As a reporter, I travelled to both Ukraine and Donbas. Week after week, year after year, from the very first day of the military coup in Kiev in 2014, I reported only what I saw with my own eyes. I covered how those called “freedom fighters” by Western media burned unarmed police with Molotov cocktails. I reported how provocateurs, armed with sniper rifles, shot innocent people in the centre of Kiev, creating false images of martyrs in order to ensure a legend for the new regime. I covered how Ukrainian artillery shelled its own citizens in Lugansk and Donetsk, how Crimeans defended themselves against neo-Nazis and asked my country for protection, and how Ukraine cut off their water supplies – an act that the UN defines as genocide.

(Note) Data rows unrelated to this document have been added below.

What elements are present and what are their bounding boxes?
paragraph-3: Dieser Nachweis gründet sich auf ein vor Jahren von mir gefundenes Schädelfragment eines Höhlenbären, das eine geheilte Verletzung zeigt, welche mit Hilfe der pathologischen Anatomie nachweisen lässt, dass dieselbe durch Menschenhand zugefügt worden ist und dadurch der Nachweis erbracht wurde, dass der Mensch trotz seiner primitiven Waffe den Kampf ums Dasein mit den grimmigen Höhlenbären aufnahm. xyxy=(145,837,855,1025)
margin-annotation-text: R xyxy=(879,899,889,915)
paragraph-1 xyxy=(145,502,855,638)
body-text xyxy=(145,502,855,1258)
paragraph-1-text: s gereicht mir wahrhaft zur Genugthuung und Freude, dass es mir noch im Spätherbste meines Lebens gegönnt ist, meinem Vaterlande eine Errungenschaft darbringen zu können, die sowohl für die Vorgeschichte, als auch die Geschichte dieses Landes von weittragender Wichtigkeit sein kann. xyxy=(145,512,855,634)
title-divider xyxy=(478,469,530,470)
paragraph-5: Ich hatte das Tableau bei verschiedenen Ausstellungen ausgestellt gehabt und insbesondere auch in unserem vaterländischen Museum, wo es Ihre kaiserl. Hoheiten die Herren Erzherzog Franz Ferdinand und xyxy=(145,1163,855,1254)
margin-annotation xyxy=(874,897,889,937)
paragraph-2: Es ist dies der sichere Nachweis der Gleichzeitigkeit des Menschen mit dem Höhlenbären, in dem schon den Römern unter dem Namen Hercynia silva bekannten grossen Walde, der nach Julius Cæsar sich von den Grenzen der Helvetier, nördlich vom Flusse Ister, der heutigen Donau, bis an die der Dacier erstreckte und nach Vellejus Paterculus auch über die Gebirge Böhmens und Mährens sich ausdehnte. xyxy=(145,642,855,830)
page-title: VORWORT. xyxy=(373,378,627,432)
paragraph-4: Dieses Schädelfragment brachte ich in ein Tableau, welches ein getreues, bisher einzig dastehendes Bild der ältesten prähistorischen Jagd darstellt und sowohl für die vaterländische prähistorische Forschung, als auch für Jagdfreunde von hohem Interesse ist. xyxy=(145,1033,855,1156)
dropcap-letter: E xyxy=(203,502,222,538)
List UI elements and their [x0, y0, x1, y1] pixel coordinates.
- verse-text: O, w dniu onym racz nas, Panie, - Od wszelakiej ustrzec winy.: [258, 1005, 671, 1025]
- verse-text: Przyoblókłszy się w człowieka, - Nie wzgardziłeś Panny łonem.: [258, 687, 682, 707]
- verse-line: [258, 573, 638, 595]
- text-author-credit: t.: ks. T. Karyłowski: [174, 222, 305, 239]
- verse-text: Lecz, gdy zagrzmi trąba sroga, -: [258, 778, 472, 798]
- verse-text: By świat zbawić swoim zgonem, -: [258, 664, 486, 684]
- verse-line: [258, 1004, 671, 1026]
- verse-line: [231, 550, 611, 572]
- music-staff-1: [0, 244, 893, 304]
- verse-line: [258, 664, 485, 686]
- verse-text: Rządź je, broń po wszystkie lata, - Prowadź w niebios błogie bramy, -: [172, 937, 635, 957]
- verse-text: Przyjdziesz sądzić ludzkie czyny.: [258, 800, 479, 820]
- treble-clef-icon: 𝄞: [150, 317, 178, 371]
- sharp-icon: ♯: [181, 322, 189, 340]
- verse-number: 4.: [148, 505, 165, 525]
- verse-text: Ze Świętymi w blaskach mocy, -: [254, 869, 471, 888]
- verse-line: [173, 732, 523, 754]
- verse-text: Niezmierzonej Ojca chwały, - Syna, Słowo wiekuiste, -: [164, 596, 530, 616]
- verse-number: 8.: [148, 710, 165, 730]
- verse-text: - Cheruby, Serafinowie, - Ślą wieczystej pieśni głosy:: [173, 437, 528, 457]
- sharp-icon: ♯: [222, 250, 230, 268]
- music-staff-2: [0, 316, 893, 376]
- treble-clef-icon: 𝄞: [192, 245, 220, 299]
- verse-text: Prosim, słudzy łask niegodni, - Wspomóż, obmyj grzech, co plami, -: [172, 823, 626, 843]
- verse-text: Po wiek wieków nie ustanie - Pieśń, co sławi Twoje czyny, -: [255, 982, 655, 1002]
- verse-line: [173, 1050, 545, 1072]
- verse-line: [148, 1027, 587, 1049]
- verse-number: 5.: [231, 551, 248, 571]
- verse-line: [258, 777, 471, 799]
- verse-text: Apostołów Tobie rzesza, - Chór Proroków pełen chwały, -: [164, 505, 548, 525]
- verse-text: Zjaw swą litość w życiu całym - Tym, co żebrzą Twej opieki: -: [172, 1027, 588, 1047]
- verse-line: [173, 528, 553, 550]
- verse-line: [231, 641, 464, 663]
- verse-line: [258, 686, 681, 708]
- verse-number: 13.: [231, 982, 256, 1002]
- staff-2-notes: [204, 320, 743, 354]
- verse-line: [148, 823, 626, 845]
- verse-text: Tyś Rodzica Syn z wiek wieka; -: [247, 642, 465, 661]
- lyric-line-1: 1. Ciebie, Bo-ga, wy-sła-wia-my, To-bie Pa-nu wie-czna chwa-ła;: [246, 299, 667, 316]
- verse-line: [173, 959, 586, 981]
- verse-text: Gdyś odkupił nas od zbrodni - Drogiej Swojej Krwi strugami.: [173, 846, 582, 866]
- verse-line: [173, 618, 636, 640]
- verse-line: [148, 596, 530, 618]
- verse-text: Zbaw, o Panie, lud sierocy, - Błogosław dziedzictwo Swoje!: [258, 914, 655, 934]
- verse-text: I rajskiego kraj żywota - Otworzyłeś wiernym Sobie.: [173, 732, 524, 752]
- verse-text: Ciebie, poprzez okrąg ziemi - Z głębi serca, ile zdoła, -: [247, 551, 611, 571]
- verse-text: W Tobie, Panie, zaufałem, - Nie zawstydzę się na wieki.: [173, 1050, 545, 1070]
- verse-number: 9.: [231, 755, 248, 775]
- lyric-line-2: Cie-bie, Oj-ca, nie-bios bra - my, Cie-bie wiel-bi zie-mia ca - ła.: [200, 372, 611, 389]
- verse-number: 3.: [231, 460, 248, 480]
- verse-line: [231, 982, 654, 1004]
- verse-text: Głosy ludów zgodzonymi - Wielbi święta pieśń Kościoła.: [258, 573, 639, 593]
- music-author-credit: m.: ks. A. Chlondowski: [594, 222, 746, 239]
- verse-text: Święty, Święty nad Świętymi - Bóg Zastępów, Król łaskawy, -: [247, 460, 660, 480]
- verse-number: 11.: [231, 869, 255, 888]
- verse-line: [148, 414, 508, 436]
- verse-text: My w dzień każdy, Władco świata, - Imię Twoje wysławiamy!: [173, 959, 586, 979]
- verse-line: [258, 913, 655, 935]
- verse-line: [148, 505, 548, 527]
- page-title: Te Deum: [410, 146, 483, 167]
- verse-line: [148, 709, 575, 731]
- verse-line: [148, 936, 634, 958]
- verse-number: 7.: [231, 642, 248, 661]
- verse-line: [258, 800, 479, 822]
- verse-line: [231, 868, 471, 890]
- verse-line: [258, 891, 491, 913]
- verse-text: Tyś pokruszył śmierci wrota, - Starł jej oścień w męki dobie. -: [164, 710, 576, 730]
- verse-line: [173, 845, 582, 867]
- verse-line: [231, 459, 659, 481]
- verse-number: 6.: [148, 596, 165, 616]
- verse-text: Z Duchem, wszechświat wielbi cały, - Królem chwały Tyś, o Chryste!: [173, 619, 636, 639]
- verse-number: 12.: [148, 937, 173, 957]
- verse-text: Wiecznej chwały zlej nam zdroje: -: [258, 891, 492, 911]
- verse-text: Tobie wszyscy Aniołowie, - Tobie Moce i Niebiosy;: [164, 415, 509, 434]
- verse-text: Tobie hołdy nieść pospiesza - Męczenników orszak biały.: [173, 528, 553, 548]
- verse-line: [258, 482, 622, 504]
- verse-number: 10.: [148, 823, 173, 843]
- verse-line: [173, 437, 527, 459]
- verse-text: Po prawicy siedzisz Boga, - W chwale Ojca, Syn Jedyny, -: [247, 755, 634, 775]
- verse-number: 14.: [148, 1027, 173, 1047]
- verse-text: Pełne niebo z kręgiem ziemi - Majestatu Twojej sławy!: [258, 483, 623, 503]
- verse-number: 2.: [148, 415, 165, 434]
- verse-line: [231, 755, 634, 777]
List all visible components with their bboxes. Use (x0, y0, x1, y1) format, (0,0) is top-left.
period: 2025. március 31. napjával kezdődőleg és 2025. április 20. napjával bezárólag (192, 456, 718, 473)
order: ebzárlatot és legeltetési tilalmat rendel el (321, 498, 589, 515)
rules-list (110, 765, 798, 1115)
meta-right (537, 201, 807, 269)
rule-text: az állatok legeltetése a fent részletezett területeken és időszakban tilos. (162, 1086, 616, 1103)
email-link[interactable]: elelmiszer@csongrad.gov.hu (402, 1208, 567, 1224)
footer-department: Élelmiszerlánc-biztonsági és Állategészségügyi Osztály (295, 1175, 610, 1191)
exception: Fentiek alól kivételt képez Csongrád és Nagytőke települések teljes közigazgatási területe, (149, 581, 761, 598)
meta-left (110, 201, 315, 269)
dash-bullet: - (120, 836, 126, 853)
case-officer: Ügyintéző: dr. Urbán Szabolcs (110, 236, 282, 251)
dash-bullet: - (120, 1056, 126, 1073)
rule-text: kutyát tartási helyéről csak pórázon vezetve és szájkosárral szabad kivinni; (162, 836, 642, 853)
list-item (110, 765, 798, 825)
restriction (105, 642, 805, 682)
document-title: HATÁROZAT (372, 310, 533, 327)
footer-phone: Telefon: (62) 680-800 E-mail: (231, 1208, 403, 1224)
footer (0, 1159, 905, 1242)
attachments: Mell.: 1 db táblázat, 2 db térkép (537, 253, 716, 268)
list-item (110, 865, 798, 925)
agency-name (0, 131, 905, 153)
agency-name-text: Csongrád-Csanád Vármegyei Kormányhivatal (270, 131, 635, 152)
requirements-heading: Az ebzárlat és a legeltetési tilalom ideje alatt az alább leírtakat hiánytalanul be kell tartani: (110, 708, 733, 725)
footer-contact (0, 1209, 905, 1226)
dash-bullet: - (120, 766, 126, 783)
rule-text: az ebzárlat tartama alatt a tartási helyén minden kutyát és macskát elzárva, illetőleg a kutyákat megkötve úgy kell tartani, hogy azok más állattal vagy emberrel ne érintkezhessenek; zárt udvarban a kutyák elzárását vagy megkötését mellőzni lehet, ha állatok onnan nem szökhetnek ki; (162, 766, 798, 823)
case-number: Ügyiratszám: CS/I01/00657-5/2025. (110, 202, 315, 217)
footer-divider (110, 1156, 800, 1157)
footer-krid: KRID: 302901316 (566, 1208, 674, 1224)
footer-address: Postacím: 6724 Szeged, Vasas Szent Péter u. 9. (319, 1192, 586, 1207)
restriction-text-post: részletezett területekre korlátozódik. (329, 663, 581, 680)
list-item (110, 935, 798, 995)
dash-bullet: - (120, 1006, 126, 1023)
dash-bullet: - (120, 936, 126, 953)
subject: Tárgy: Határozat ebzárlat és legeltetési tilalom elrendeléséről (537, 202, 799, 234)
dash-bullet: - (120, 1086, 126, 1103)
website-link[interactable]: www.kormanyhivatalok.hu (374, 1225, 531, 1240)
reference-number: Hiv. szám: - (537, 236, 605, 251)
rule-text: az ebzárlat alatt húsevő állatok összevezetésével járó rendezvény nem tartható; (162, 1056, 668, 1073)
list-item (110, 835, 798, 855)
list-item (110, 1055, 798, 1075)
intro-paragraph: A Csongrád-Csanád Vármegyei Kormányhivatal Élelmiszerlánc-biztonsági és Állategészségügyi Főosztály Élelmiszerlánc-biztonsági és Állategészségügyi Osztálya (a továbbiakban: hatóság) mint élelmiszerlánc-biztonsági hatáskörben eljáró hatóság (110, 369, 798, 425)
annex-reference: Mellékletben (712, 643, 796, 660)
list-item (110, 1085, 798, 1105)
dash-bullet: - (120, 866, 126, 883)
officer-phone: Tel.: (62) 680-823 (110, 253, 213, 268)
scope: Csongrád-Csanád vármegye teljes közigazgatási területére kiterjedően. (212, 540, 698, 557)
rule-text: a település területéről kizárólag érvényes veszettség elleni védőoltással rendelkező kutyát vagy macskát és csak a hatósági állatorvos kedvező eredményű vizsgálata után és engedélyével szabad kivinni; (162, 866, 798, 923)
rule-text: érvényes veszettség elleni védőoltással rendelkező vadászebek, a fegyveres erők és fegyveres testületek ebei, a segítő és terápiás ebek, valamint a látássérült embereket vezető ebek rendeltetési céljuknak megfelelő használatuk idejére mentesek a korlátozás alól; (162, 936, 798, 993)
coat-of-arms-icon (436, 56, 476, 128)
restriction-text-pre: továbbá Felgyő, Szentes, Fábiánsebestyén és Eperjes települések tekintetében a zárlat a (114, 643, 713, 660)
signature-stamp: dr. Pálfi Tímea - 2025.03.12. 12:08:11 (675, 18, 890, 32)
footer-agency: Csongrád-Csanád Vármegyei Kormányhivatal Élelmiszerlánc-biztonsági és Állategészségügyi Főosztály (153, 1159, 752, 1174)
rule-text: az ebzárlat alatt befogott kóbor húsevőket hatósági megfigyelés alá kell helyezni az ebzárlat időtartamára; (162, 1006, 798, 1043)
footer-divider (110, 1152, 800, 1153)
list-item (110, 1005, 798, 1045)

I remember the horror of Odessa, when people were burned alive, and those who were responsible for that tragedy laughed and were called heroes. And I do remember how the OSCE mission ignored the deaths of civilians and my fellow journalists, who had been trying to prove – for eight long years, week after week – that the Minsk agreements, signed under the guarantee of France and Germany, were being systematically violated by Ukraine. And those agreements could have led to peace, because all that Donbas asked for was simple:

A chance to live the way they had chosen.

The right to speak the Russian language.

The right to raise children without neo-Nazis.

After eight years of trying to negotiate peace, we realized there was nothing to wait forany longer.

We demanded the disarmament of neo-Nazis and the right for the people of Donbas to determine their own future. But nothing changed – just as it happened once with the Soviet Union, no one wanted to talk to us. Our arguments were turned upside down. A hybrid war was unleashed against us – with missile deliveries and information attacks — which has already cost hundreds of thousands of lives on both sides and will cost yet more lives if peace negotiations are refused.

Yes, we continue to insist: history must not be allowed to repeat itself. The West’s ongoing arms supplies are not about Ukraine or Russia – they reflect a broader unwillingness to stop the war and to confess that the lessons of the past have not been learned.

I remember one of my first trips to Donbas in 2015. We came into a house where two young girls were hiding in a basement – ​​their parents had been killed by Ukrainian shelling. They were living without electricity and water, with almost no food left. Everything happened exactly as Zelensky’s predecessor, President Poroshenko, had promised: “Our children will go to school, and the children of Donbas will be hiding in basements.”

At that moment I made a promise to myself –

I will always tell what is going on in Donbas. The whole world must know the truth. I will not allow this to happen again.

Because history is ruthless to those who have not learned its lessons.

Irada Zeynalova is the Ambassador Extraordinary and Plenipotentiary of the Russian Federation in the Republic of Mauritius.